『トヨタ物語』(野地 秩嘉 著) レビュー


2018年出版の『トヨタ物語』について簡単にまとめます。

内容

トヨタ自動車の歴史や関係者のインタビューをまとめたノンフィクションです。
トヨタ自動車ができる前の豊田自動織機時代から始まり、戦時中・戦後のトヨタの歩み、トヨタ生産方式が徐々に形になっていく過程、カローラの発売やアメリカ進出など、トヨタ自動車の歴史をまとめています。
インタビューによってトヨタ自動車で働いている人達や働いていた人達の生の声を交えながら書かれているので、特にリアリティーがあります。

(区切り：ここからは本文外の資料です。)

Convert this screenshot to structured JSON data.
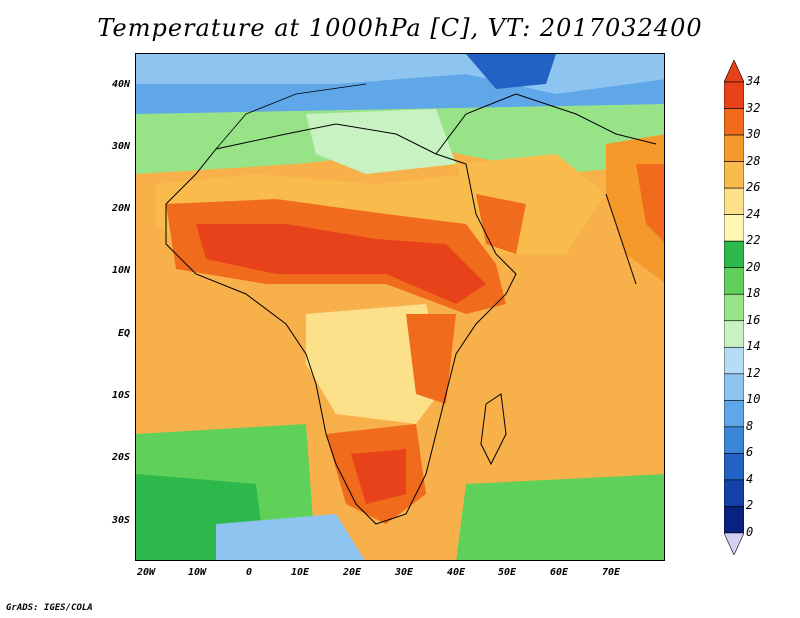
{
  "title": "Temperature at 1000hPa [C], VT: 2017032400",
  "footer": "GrADS: IGES/COLA",
  "lat_ticks": [
    "40N",
    "30N",
    "20N",
    "10N",
    "EQ",
    "10S",
    "20S",
    "30S"
  ],
  "lon_ticks": [
    "20W",
    "10W",
    "0",
    "10E",
    "20E",
    "30E",
    "40E",
    "50E",
    "60E",
    "70E"
  ],
  "colorbar": {
    "labels": [
      "34",
      "32",
      "30",
      "28",
      "26",
      "24",
      "22",
      "20",
      "18",
      "16",
      "14",
      "12",
      "10",
      "8",
      "6",
      "4",
      "2",
      "0"
    ],
    "colors": [
      "#e8421a",
      "#f06c1c",
      "#f59a2a",
      "#f8bb4c",
      "#fce08a",
      "#fef7b4",
      "#2db84b",
      "#5fd15a",
      "#98e388",
      "#c9f2c2",
      "#b4dcf5",
      "#8ec5f0",
      "#5fa7e8",
      "#3b86d9",
      "#2262c4",
      "#1341a8",
      "#0a227f"
    ],
    "top_arrow_color": "#e8421a",
    "bottom_arrow_color": "#d6d0f5"
  },
  "legend": {
    "scale": "temperature"
  }
}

しかし、本の中心内容としては、「トヨタ生産方式」、これに尽きます。

感想

今の大企業トヨタ自動車があるのは、戦前から地道に泥臭く、常に危機に直面し常に危機感を持ってやってきたからだということがよく分かりました。
その過程で、トヨタ生産方式というものが構築され、絶大な効果を発揮しましたが、この生産方式を定着させ広めていくのは並大抵のことではなかったということを感じました。
本の中では、トヨタ生産方式とはどういうものか、どういう誤解をされがちか、そして、どのように生産現場に定着させていったのかが、クドいくらい詳しく書かれていました。

おすすめの人

①トヨタ自動車で働いている人
もう一度会社の歴史を見直すことができます。
②トヨタ自動車を志望している就活生
トヨタ自動車がどのような社風の会社で、どのような人材が適しているのかをしることができます。何よりの企業研究になります。
③(メーカーに限らず)自分が働いている会社にムダが多いと感じている人
トヨタ生産方式は、生産現場以外にも応用可能です。この本を読むことで、ムダをなくすヒントを得られると思います。